Abstract

Advance directives (ADs) are directives that a competent person gives in advance, for her treatment in case she is characterized (legally or by medical evaluation) incompetent for rational decision making that can guide action. ADs may be demands for active or passive euthanasia, raising legal and moral issues concerning their acceptance.In bioethics, although the view supporting the decisive authority of ADs, without any presuppositions, as expressions of self determination and of “critical interests”, remains dominant, there are strong philosophical objections to their unconditional acceptance. There are two opposed views on this issue: a) The so called extension view that supports the moral authority of ADs. b) The moral authority objection view that questions the moral acceptance of ADs, focusing on the continuity of personal identity (PI) and on the existence of experiential interests. In this paper we attempt to criticize the dominant bioethical view about the moral justification of ADs based on the extension view, dwelling mainly on cases of “happy demented” patients, who have strong experiential interests that can conflict with the “extended” critical interests.We thus examine first the more influential PI theories in bioethical discourse. These are the biological, the anthropological, the narrative and the psychological theories.
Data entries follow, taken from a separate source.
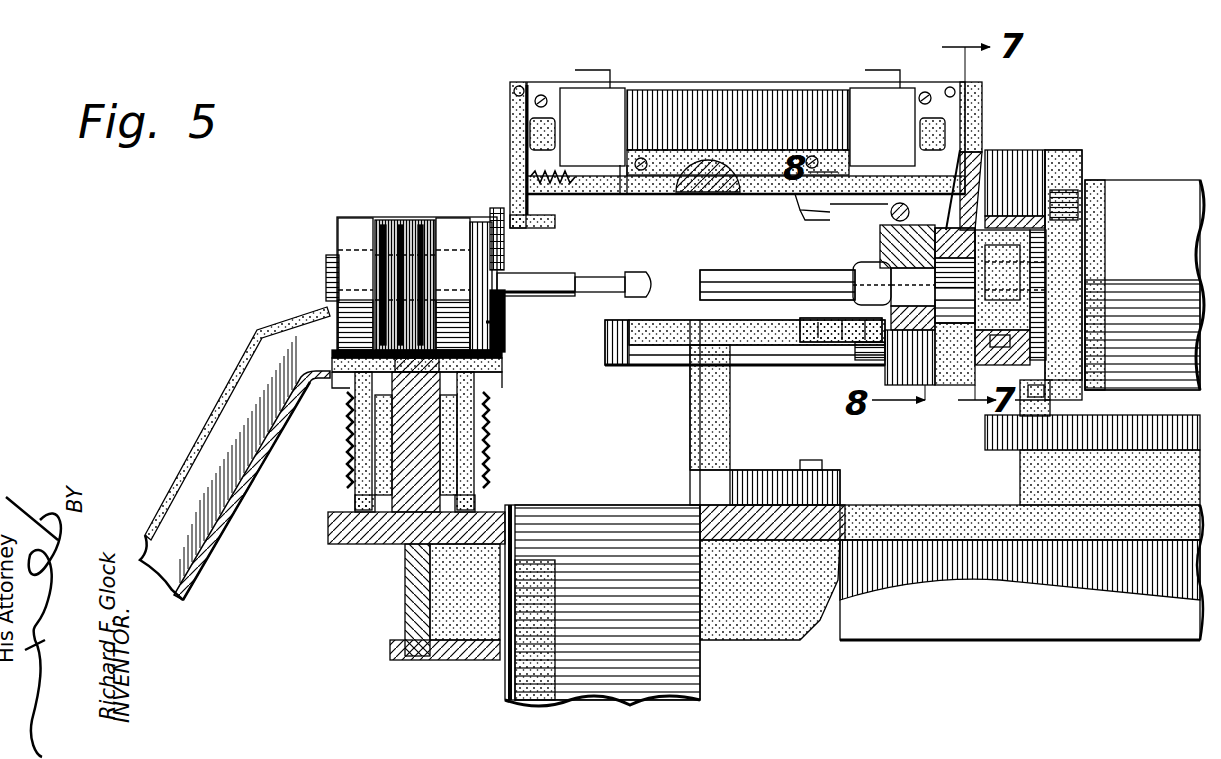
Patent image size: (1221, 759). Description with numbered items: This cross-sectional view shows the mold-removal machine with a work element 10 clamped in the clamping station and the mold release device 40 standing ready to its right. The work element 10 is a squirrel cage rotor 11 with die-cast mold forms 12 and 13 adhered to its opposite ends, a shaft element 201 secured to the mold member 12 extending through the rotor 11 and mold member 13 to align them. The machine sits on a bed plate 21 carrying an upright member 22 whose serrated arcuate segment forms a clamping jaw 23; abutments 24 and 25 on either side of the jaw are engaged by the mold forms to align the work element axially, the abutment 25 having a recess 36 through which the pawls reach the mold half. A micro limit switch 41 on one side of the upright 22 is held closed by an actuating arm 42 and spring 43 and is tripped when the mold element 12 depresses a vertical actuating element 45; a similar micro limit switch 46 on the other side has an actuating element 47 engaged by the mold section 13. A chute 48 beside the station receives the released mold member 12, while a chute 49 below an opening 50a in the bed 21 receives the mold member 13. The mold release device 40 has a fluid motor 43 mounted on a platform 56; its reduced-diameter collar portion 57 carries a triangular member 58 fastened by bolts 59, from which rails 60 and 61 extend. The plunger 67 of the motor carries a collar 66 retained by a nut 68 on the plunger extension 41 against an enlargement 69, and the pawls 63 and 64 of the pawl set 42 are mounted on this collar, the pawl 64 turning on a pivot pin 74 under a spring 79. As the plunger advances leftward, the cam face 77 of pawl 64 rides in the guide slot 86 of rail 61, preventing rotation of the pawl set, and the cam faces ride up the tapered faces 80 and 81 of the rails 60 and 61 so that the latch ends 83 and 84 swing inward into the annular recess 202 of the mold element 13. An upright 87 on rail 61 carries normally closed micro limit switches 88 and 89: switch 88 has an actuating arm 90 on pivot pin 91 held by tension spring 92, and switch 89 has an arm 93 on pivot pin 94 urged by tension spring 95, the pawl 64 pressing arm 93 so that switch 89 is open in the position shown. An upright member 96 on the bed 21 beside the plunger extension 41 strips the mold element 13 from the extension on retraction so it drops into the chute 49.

The work element 10 is at (430, 220).
The rotor assembly 11 is at (408, 235).
The mold form 12 is at (355, 228).
The mold form 13 is at (458, 226).
The bed plate 21 is at (345, 535).
The upright member 22 is at (415, 510).
The clamping jaw 23 is at (465, 364).
The abutment 24 is at (328, 272).
The abutment 25 is at (480, 365).
The recess 36 is at (488, 328).
The mold release device 40 is at (796, 257).
The plunger extension 41 is at (370, 455).
The pawl set 42 is at (358, 505).
The fluid motor 43 is at (347, 440).
The vertical actuating element 45 is at (355, 380).
The micro limit switch 46 is at (487, 440).
The actuating element 47 is at (470, 383).
The chute 48 is at (215, 545).
The chute 49 is at (612, 545).
The opening 50a is at (545, 505).
The platform 56 is at (1000, 435).
The collar portion 57 is at (1012, 240).
The triangular shaped member 58 is at (1015, 170).
The fastening bolts 59 is at (1005, 355).
The rail 60 is at (676, 345).
The rail 61 is at (690, 195).
The pawl 63 is at (810, 322).
The pawl 64 is at (800, 204).
The collar 66 is at (940, 266).
The plunger 67 is at (890, 300).
The nut 68 is at (862, 270).
The enlargement 69 is at (952, 340).
The pivot pin 74 is at (892, 214).
The cam face 77 is at (965, 152).
The spring 79 is at (904, 277).
The tapered face 80 is at (618, 335).
The tapered face 81 is at (630, 194).
The latch end 83 is at (825, 330).
The latch end 84 is at (802, 215).
The guide slot 86 is at (738, 190).
The upright member 87 is at (748, 100).
The micro limit switch 88 is at (620, 105).
The micro limit switch 89 is at (895, 105).
The actuating arm 90 is at (515, 110).
The pivot pin 91 is at (522, 88).
The tension spring 92 is at (548, 188).
The actuating arm 93 is at (968, 112).
The pivot pin 94 is at (952, 86).
The tension spring 95 is at (958, 150).
The upright member 96 is at (695, 450).
The shaft element 201 is at (525, 290).
The annular recess 202 is at (496, 210).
Both psychological and narrative conceptions of PI adopt experiential data that are subject to relativistic evaluations and can lead to limitations of, and exceptions from, the concept of personhood. They both demand a thick first person identification of PI, which is then established as personal identity, supposedly grounding the authority of ADs. Despite their dominant position in bioethics, insofar as they lend support to the extension view, they face several objections.We try to defend the moral authority objection regarding ADs, by adopting a Kantian transcendental account of PI, which provides a rigid kernel that grounds a conception of human dignity as independent from any experiential assessment of abilities. This conception of human dignity also includes patients incompetent to express their will, and is endangered by the unconditional acceptance of ADs. We also investigate a possible moral justification of ADs in Kantian ethics which appeals to Kant’s positions on suicide.